Personal information
- Nationality: Portuguese
- Born: 21 January 1987 (age 39) Lisbon, Portugal

Sport
- Sport: Swimming
- Strokes: Freestyle

Medal record
Men's para swimming
Representing Portugal
IPC World Championships
| Silver medal – second place | 2017 Mexico City | 400 m freestyle – S9 |
| Bronze medal – third place | 2015 Glasgow | 100 m freestyle – S9 |
IPC European Championships
| Silver medal – second place | 2009 Reykjavik | 400 m freestyle – S9 |
| Bronze medal – third place | 2009 Reykjavik | 100 m freestyle – S9 |
| Bronze medal – third place | 2014 Eindhoven | 400 m freestyle – S9 |
| Bronze medal – third place | 2016 Funchal | 400 m freestyle – S9 |

= David Grachat =

Portuguese Paralympic swimmer

David Realista Grachat (born 21 January 1987) is a Portuguese para-swimmer, competing in S9 classification events. He has competed at four Summer Paralympic Games, 2008 in Beijing, 2012 in London, 2016 in Rio and 2021 in Tokyo. Grachat has won medals at both European and World level, and specializes in the 400m freestyle.

==Personal history==
Grachat was born in Lisbon, Portugal in 1987. He was born without a left hand.

==Swimming career==
Grachat took up swimming as a youth as his parents wanted him to improve his health. He was classified as a S9 swimmer and made his international debut for Portugal in 2005. Grachat made his Paralympic debut at the 2008 Games in Beijing competing in the 50 m and 100 m freestyle S9 events and the 200 m individual medley (SM9). In the 50 m he failed to qualify for the finals finishing fourth in his heat. He performed better in the other events reaching the finals of both. He finished 6th in the 200m and 7th in the individual medley.

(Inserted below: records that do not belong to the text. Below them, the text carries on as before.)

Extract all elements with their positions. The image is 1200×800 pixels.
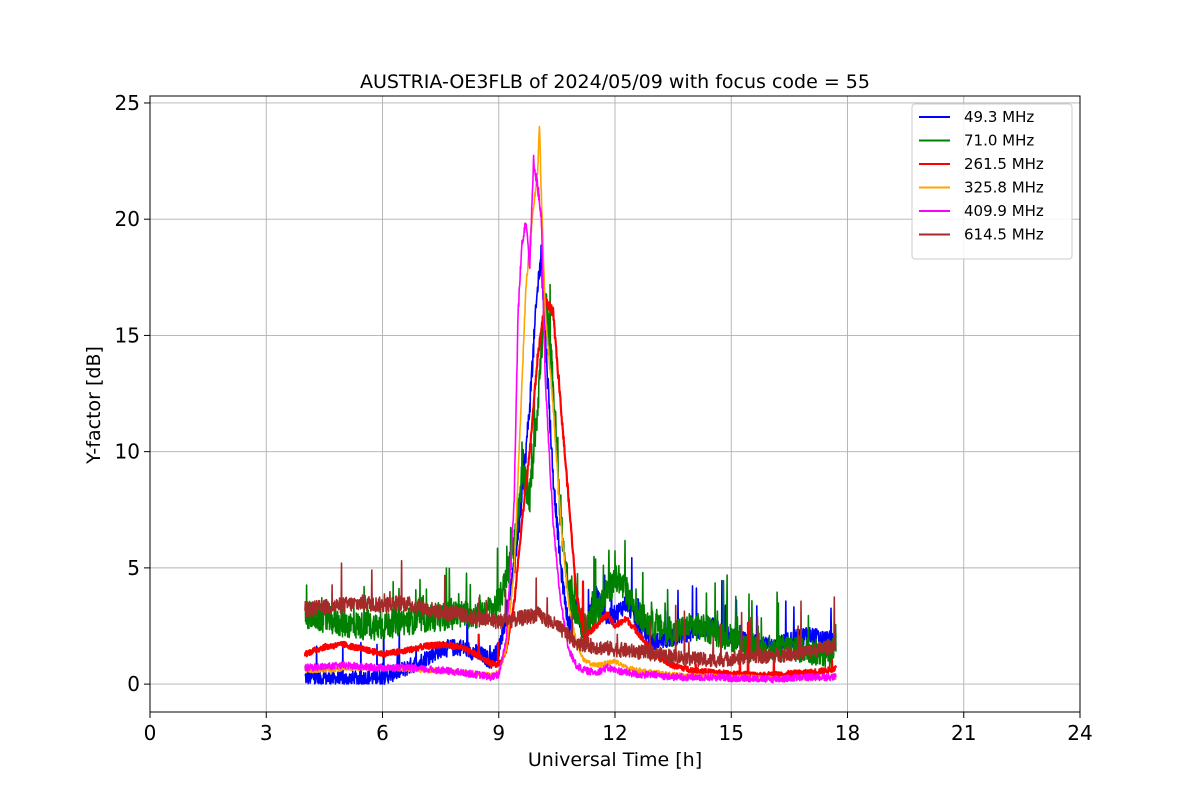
y-tick-label: 25 [115,91,140,115]
series-line [304,559,837,669]
y-tick-label: 15 [115,323,140,347]
plot-area [303,125,837,685]
x-tick-label: 21 [951,721,976,745]
legend-label: 261.5 MHz [964,155,1044,173]
y-tick-label: 20 [115,207,140,231]
x-tick-label: 15 [719,721,744,745]
y-axis-label: Y-factor [dB] [83,346,105,465]
x-axis-label: Universal Time [h] [528,749,702,771]
x-tick-label: 3 [260,721,273,745]
x-tick-label: 12 [602,721,627,745]
legend-label: 614.5 MHz [964,226,1044,244]
axes: 0 3 6 9 12 15 18 21 24 0 5 10 15 20 25 [115,91,1093,745]
x-tick-label: 9 [492,721,505,745]
y-tick-label: 10 [115,440,140,464]
x-tick-label: 18 [835,721,860,745]
legend-box [911,103,1073,260]
legend-label: 71.0 MHz [964,132,1034,150]
legend: 49.3 MHz 71.0 MHz 261.5 MHz 325.8 MHz 40… [911,103,1073,260]
y-tick-label: 0 [127,672,140,696]
chart-title: AUSTRIA-OE3FLB of 2024/05/09 with focus … [360,71,870,93]
y-tick-label: 5 [127,556,140,580]
legend-label: 409.9 MHz [964,202,1044,220]
x-tick-label: 24 [1067,721,1092,745]
legend-label: 49.3 MHz [964,108,1034,126]
legend-label: 325.8 MHz [964,179,1044,197]
series-line [304,154,837,684]
x-tick-label: 0 [144,721,157,745]
x-tick-label: 6 [376,721,389,745]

In 2012 Grachat was selected for his second Paralympic Games, held in London. He entered four events, 50 m, 100 m and 400 m freestyle S9 races and the SM9 200m individual medley. He progressed through only one of the heats, the 400m freestyle, setting a national record of 4:24.10 to finish third in his race. At the final he bettered his own national record with a time of 4:21.94, but this was only good enough for a sixth-place finish.

Grachat's first international success came in his favoured 400 m freestyle at the 2014 IPC Swimming European Championships in Eindhoven. There he posted a time of 4.26.61 to win the bronze medal. He bettered this the following year at the 2015 IPC Swimming World Championships in Glasgow where he won his first World Championship medal with a bronze in the Men's 400 metre freestyle. In the buildup to the 2016 Summer Paralympics in Rio, Grachat competed at the 2016 IPC Swimming European Championships, held on home soil in Funchal. He again claimed a third place spot to take his second career European bronze.